November commercial disappearance outpaces milk marketings
Monthly commercial disappearance of milk used in all dairy products has surpassed U.S. dairy farmer milk marketings for the same month for six consecutive months, according to USDA’s monthly Dairy Data report.
Commercial disappearance of milk used in all dairy products during November 2013 totaled 17.72 billion lbs., 5.4% more than November 2012, and about 1.79 billion lbs. more than total U.S. producer milk marketings for the month. Monthly commercial disappearance has surpassed milk marketings since June.
Producer milk marketings for November 2013 totaled 15.93 billion lbs. Adding to available supplies, beginning commercial stocks totaled 12.78 billion lbs., and imports for the month totaled 295 million lbs., for a total of 29.01 billion lbs., the lowest level of the year
At the end of November 2013, ending commercial stocks totaled 11.83 billion lbs., down about 953 million lbs. compared to October 2013, but still about 529 million lbs. more than November 2012.
CWT assists with 7.4 million lbs. of cheese, butter export sales
Cooperatives Working Together (CWT) accepted 29 requests for export assistance from Bongards Creameries, Dairy Farmers of America, Foremost Farms USA, Maryland Virginia Milk Producers Cooperative Association and Tillamook County Creamery Association to sell 5.758 million lbs. of cheddar, Gouda and Monterey Jack cheese and 551,156 lbs. of butter to customers in Asia, Central America, the Middle East and North Africa.

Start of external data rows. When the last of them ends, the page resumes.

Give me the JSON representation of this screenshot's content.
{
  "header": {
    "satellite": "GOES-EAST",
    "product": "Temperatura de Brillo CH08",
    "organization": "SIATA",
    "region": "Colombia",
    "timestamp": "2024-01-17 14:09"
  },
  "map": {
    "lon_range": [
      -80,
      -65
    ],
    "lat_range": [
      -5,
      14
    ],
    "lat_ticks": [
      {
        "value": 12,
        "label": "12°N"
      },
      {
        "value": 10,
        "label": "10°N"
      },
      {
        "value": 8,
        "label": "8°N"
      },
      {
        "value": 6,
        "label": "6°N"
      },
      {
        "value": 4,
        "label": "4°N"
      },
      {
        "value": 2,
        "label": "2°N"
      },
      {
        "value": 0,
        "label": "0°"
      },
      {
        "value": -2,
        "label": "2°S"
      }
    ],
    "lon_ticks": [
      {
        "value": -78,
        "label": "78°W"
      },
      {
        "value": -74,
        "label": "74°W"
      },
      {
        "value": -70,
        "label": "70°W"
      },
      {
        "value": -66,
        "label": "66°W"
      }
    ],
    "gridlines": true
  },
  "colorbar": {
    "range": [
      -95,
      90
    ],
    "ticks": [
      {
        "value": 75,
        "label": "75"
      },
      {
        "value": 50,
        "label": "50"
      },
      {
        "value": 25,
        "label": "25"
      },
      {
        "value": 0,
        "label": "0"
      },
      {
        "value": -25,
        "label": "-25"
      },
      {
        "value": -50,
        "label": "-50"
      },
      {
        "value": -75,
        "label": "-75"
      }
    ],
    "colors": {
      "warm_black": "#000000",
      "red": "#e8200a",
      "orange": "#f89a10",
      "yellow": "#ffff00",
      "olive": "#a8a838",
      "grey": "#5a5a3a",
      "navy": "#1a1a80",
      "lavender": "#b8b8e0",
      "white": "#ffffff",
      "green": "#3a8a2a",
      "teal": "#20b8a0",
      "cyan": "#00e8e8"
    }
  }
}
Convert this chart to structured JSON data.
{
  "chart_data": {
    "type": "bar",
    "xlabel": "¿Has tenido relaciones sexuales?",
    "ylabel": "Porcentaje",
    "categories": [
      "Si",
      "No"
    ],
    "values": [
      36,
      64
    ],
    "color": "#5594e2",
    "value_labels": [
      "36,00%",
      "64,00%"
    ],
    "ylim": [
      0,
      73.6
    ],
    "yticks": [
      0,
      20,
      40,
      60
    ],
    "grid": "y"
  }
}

The product will be delivered January through June 2014.
Year-to-date, CWT has assisted member cooperatives in selling 8.494 million lbs. of cheese and 3.542 million lbs. of butter to 12 countries on four continents. These sales are the equivalent of 158 million lbs. of milk on a milkfat basis.
Source: Cooperatives Working Together
NFDM headed for record
While the dramatic increase in cheddar cheese prices are important for the determination of Class III milk prices under federal orders and Class 4b prices under the California system, a similar dramatic story can be told with respect to nonfat dry milk (NFDM) prices, according to Brian Gould, University of Wisconsin-Madison dairy economist.
NFDM helps drive the Class IV price determination under federal orders and Class 4a for California.
Since April 2013 there has been a relatively constant increase in NFDM prices. Gould reminds readers that under the FMMO system, the higher of the Advanced Class III and IV prices determines the Class I (beverage milk) base price. The advanced Class IV price has been the mover since March 2013.